Laboratory Medicine, 2009
Hemolysis, or the rupture of the red blood cell membrane, causes the release of hemoglobin and other internal components into the surrounding fluid. It has long been recognized as a source of error in a variety of chemical analyses. 1 Hemolyzed specimens are a relatively frequent occurrence in laboratory practice, having a prevalence reported to be as high as 3.3% of all routine samples sent to a clinical laboratory and accounting for nearly 60% of rejected specimens. Hemolysis causes factitious hyperkalemia appearing to be approximately linearly dependent on the final concentration of blood cell lysate in the specimen.

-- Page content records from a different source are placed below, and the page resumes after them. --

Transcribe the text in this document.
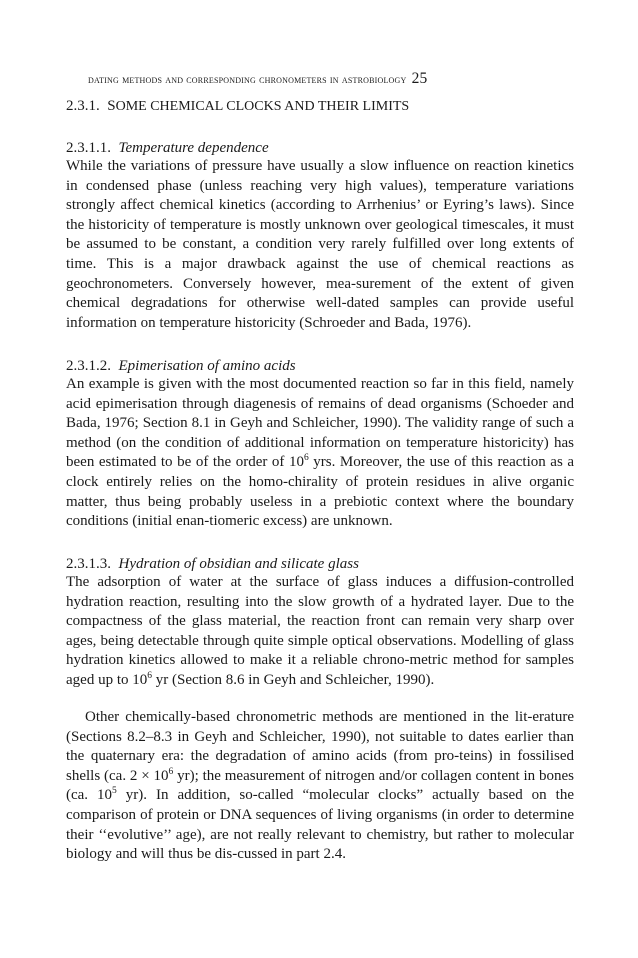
dating methods and corresponding chronometers in astrobiology 25
2.3.1. SOME CHEMICAL CLOCKS AND THEIR LIMITS
2.3.1.1. Temperature dependence

While the variations of pressure have usually a slow influence on reaction kinetics in condensed phase (unless reaching very high values), temperature variations strongly affect chemical kinetics (according to Arrhenius’ or Eyring’s laws). Since the historicity of temperature is mostly unknown over geological timescales, it must be assumed to be constant, a condition very rarely fulfilled over long extents of time. This is a major drawback against the use of chemical reactions as geochronometers. Conversely however, mea-surement of the extent of given chemical degradations for otherwise well-dated samples can provide useful information on temperature historicity (Schroeder and Bada, 1976).

2.3.1.2. Epimerisation of amino acids

An example is given with the most documented reaction so far in this field, namely acid epimerisation through diagenesis of remains of dead organisms (Schoeder and Bada, 1976; Section 8.1 in Geyh and Schleicher, 1990). The validity range of such a method (on the condition of additional information on temperature historicity) has been estimated to be of the order of $10^6$ yrs. Moreover, the use of this reaction as a clock entirely relies on the homo-chirality of protein residues in alive organic matter, thus being probably useless in a prebiotic context where the boundary conditions (initial enan-tiomeric excess) are unknown.

2.3.1.3. Hydration of obsidian and silicate glass

The adsorption of water at the surface of glass induces a diffusion-controlled hydration reaction, resulting into the slow growth of a hydrated layer. Due to the compactness of the glass material, the reaction front can remain very sharp over ages, being detectable through quite simple optical observations. Modelling of glass hydration kinetics allowed to make it a reliable chrono-metric method for samples aged up to $10^6$ yr (Section 8.6 in Geyh and Schleicher, 1990).

Other chemically-based chronometric methods are mentioned in the lit-erature (Sections 8.2–8.3 in Geyh and Schleicher, 1990), not suitable to dates earlier than the quaternary era: the degradation of amino acids (from pro-teins) in fossilised shells (ca. $2 \times 10^6$ yr); the measurement of nitrogen and/or collagen content in bones (ca. $10^5$ yr). In addition, so-called “molecular clocks” actually based on the comparison of protein or DNA sequences of living organisms (in order to determine their ‘‘evolutive’’ age), are not really relevant to chemistry, but rather to molecular biology and will thus be dis-cussed in part 2.4.
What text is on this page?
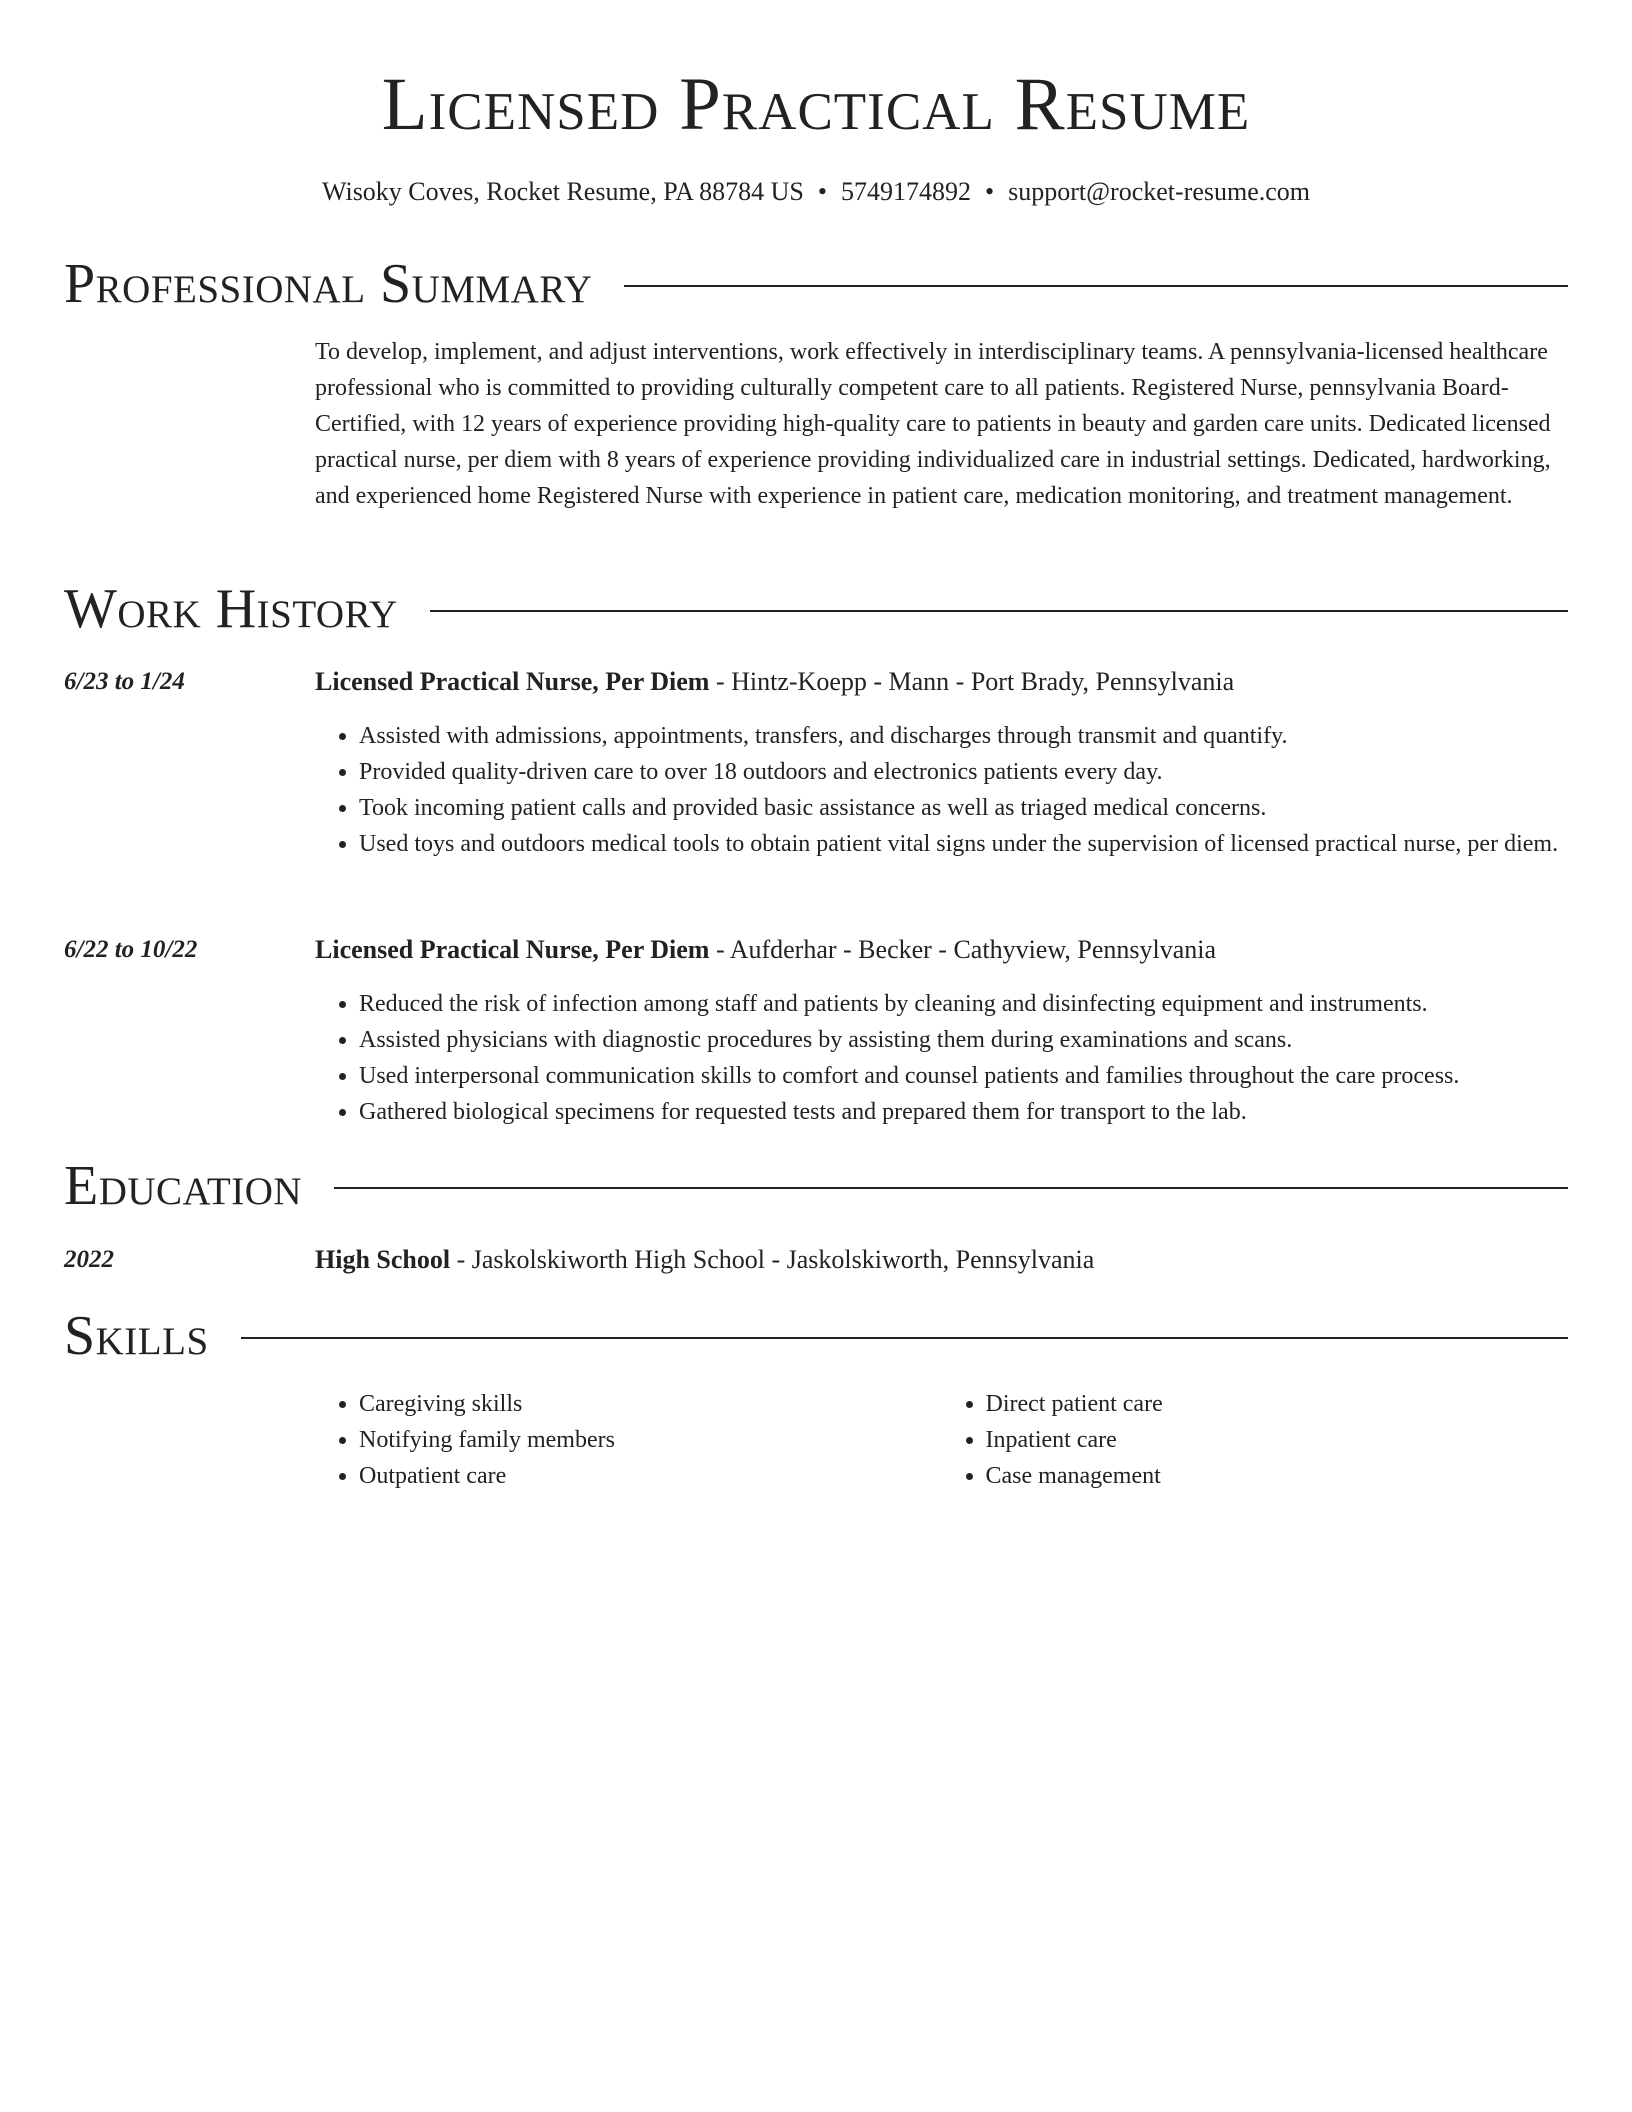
Licensed Practical Resume
Wisoky Coves, Rocket Resume, PA 88784 US • 5749174892 • support@rocket-resume.com
Professional Summary

To develop, implement, and adjust interventions, work effectively in interdisciplinary teams. A pennsylvania-licensed healthcare professional who is committed to providing culturally competent care to all patients. Registered Nurse, pennsylvania Board-Certified, with 12 years of experience providing high-quality care to patients in beauty and garden care units. Dedicated licensed practical nurse, per diem with 8 years of experience providing individualized care in industrial settings. Dedicated, hardworking, and experienced home Registered Nurse with experience in patient care, medication monitoring, and treatment management.

Work History
6/23 to 1/24	Licensed Practical Nurse, Per Diem - Hintz-Koepp - Mann - Port Brady, Pennsylvania

• Assisted with admissions, appointments, transfers, and discharges through transmit and quantify.
• Provided quality-driven care to over 18 outdoors and electronics patients every day.
• Took incoming patient calls and provided basic assistance as well as triaged medical concerns.
• Used toys and outdoors medical tools to obtain patient vital signs under the supervision of licensed practical nurse, per diem.
6/22 to 10/22	Licensed Practical Nurse, Per Diem - Aufderhar - Becker - Cathyview, Pennsylvania

• Reduced the risk of infection among staff and patients by cleaning and disinfecting equipment and instruments.
• Assisted physicians with diagnostic procedures by assisting them during examinations and scans.
• Used interpersonal communication skills to comfort and counsel patients and families throughout the care process.
• Gathered biological specimens for requested tests and prepared them for transport to the lab.
Education
2022	High School - Jaskolskiworth High School - Jaskolskiworth, Pennsylvania

Skills
• Caregiving skills
• Notifying family members
• Outpatient care
• Direct patient care
• Inpatient care
• Case management
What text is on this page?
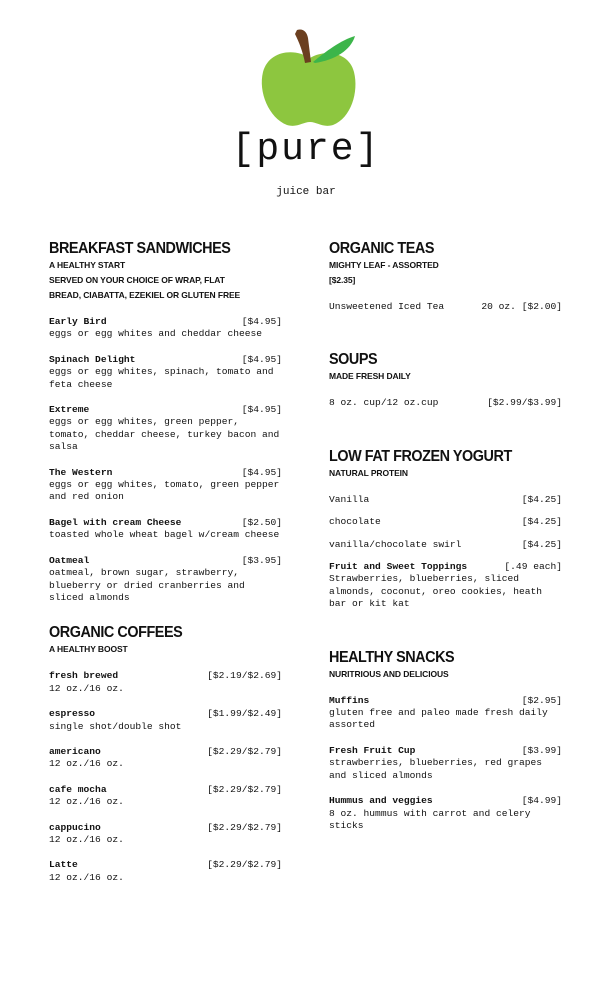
[pure]
juice bar
BREAKFAST SANDWICHES
A HEALTHY START
SERVED ON YOUR CHOICE OF WRAP, FLAT
BREAD, CIABATTA, EZEKIEL OR GLUTEN FREE
Early Bird	[$4.95]
eggs or egg whites and cheddar cheese
Spinach Delight	[$4.95]
eggs or egg whites, spinach, tomato and feta cheese
Extreme	[$4.95]
eggs or egg whites, green pepper, tomato, cheddar cheese, turkey bacon and salsa
The Western	[$4.95]
eggs or egg whites, tomato, green pepper and red onion
Bagel with cream Cheese	[$2.50]
toasted whole wheat bagel w/cream cheese
Oatmeal	[$3.95]
oatmeal, brown sugar, strawberry, blueberry or dried cranberries and sliced almonds
ORGANIC COFFEES
A HEALTHY BOOST
fresh brewed	[$2.19/$2.69]
12 oz./16 oz.
espresso	[$1.99/$2.49]
single shot/double shot
americano	[$2.29/$2.79]
12 oz./16 oz.
cafe mocha	[$2.29/$2.79]
12 oz./16 oz.
cappucino	[$2.29/$2.79]
12 oz./16 oz.
Latte	[$2.29/$2.79]
12 oz./16 oz.
ORGANIC TEAS
MIGHTY LEAF - ASSORTED
[$2.35]
Unsweetened Iced Tea	20 oz. [$2.00]
SOUPS
MADE FRESH DAILY
8 oz. cup/12 oz.cup	[$2.99/$3.99]
LOW FAT FROZEN YOGURT
NATURAL PROTEIN
Vanilla	[$4.25]
chocolate	[$4.25]
vanilla/chocolate swirl	[$4.25]
Fruit and Sweet Toppings	[.49 each]
Strawberries, blueberries, sliced almonds, coconut, oreo cookies, heath bar or kit kat
HEALTHY SNACKS
NURITRIOUS AND DELICIOUS
Muffins	[$2.95]
gluten free and paleo made fresh daily
assorted
Fresh Fruit Cup	[$3.99]
strawberries, blueberries, red grapes and sliced almonds
Hummus and veggies	[$4.99]
8 oz. hummus with carrot and celery sticks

Some formulas, based on the relative distribution of potassium between serum and erythrocytes, have been proposed as a means of making a quantitative correction of the effect of hemolysis through measurements of serum hemoglobin. 4,5 These correction factors were obtained by multiplying the hemoglobin concentration by the slope obtained from a linear regression analysis between the bias observed for potassium at the relative free serum hemoglobin concentration. 4,6 Nevertheless, as reported in the literature, these factors are heterogeneous. This could be due to the complexity of preparing physiological hemolytic solutions to assess the inter-individual red cell hemoglobin concentration. Because the mean concentration of hemoglobin in the red cells differs among individuals, the quantity released into the serum as a result of hemolysis will also be different and is difficult to correlate to the total potassium released by means of a "common" correction factor.